PNNL scientist Justin Teeguarden and former PNNL scientist Harish Shankaran received the Best Abstract Award for 2014 from the Risk Assessment Specialty Section of the Society of Toxicology. Teeguarden will present "Improving Urine-Based Human Exposure Assessment of Short-Lived Chemicals Using Reverse Dosimetry and NHANES Physiological and Behavior Data: A Value-of-Information Approach for Bisphenol A" at the Society's annual meeting in March.
Teeguarden leads research related to chemical risk assessment and health effects, most notably that related to the use of Bisphenol A in plastics, and has served on national advisory panels for the National Research Council and the National Academy of Sciences.
Graphene, a single layer of carbon atoms, potentially has the highest surface area among the carbon material and thus has the potential to significantly improve supercapacitors for energy storage and delivery. Yet, it is difficult to understand and control how the charged ionic species are incorporated and transported in the graphene electrodes. Scientists at PNNL and Princeton University found that surface defects alter the liquid's interaction with the graphene surface. The study provides a basic understanding to create better materials for energy storage.
Scientists at PNNL have published new findings about how a remarkably fast-growing organism conducts its metabolic business bolster scientists' ability to create biofuels using the hardy microbe Synechococcus, which turns sunlight into useful energy.
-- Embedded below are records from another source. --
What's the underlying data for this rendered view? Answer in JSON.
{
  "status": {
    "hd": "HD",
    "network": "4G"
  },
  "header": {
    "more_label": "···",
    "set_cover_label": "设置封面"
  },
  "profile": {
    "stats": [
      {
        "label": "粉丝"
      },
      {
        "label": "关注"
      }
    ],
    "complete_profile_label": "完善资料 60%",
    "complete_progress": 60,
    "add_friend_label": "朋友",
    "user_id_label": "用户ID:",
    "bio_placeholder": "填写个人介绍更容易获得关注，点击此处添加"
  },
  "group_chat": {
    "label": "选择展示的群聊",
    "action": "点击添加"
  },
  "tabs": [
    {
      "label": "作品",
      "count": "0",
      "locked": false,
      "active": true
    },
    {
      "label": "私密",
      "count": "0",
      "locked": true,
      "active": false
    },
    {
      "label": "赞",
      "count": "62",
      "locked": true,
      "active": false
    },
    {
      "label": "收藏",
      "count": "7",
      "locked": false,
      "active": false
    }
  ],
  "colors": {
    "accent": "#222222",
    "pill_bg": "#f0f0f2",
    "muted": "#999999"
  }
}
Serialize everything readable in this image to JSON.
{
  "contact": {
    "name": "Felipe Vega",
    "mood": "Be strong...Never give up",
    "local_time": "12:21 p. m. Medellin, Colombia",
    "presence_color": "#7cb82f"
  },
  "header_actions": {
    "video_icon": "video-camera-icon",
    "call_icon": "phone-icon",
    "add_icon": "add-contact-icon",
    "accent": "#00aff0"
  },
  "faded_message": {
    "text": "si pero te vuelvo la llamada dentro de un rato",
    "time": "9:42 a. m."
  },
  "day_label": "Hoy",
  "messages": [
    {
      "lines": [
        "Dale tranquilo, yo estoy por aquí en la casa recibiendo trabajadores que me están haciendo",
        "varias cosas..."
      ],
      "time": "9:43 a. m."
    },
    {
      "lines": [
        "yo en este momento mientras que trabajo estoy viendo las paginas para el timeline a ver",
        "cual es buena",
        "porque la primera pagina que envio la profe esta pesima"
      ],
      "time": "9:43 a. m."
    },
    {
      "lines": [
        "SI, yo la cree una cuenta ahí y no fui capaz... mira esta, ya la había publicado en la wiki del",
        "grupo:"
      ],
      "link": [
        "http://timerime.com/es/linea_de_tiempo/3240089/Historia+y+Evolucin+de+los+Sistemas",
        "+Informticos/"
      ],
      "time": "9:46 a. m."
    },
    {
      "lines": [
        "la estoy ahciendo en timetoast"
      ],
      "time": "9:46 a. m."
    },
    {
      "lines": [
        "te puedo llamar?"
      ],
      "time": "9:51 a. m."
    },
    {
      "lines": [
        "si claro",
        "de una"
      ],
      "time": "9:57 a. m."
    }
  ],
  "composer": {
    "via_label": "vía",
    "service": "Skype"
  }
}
The team glimpsed key chemical events, known as redox reactions, inside living cells of the organism by using a chemical probe they developed that allows live-cell labeling. They also developed an in vivo labeling and imaging strategy to identify proteins undergoing these reactions in the photoautotrophic cyanobacterium. Their work, featured on the cover of ACS Chemical Biology, marks the first time that redox activity, a very fast regulatory network involved in all major aspects of a cell's operation, has been observed in specific proteins within living cells.
A study recently published by a team from the University of Massachusetts, the Joint BioEnergy Center, and Pacific Northwest National Laboratory reveals key insights about Enterobacter lignolyticus SCF1, including that it is the first soil bacterium to demonstrate the dual ability to degrade the plant material lignin both as a food source and for breathing. This work moves scientists one step farther toward using lignocellulose, a renewable and abundant energy source, to make lignocellulosic biofuels sustainable and economically feasible.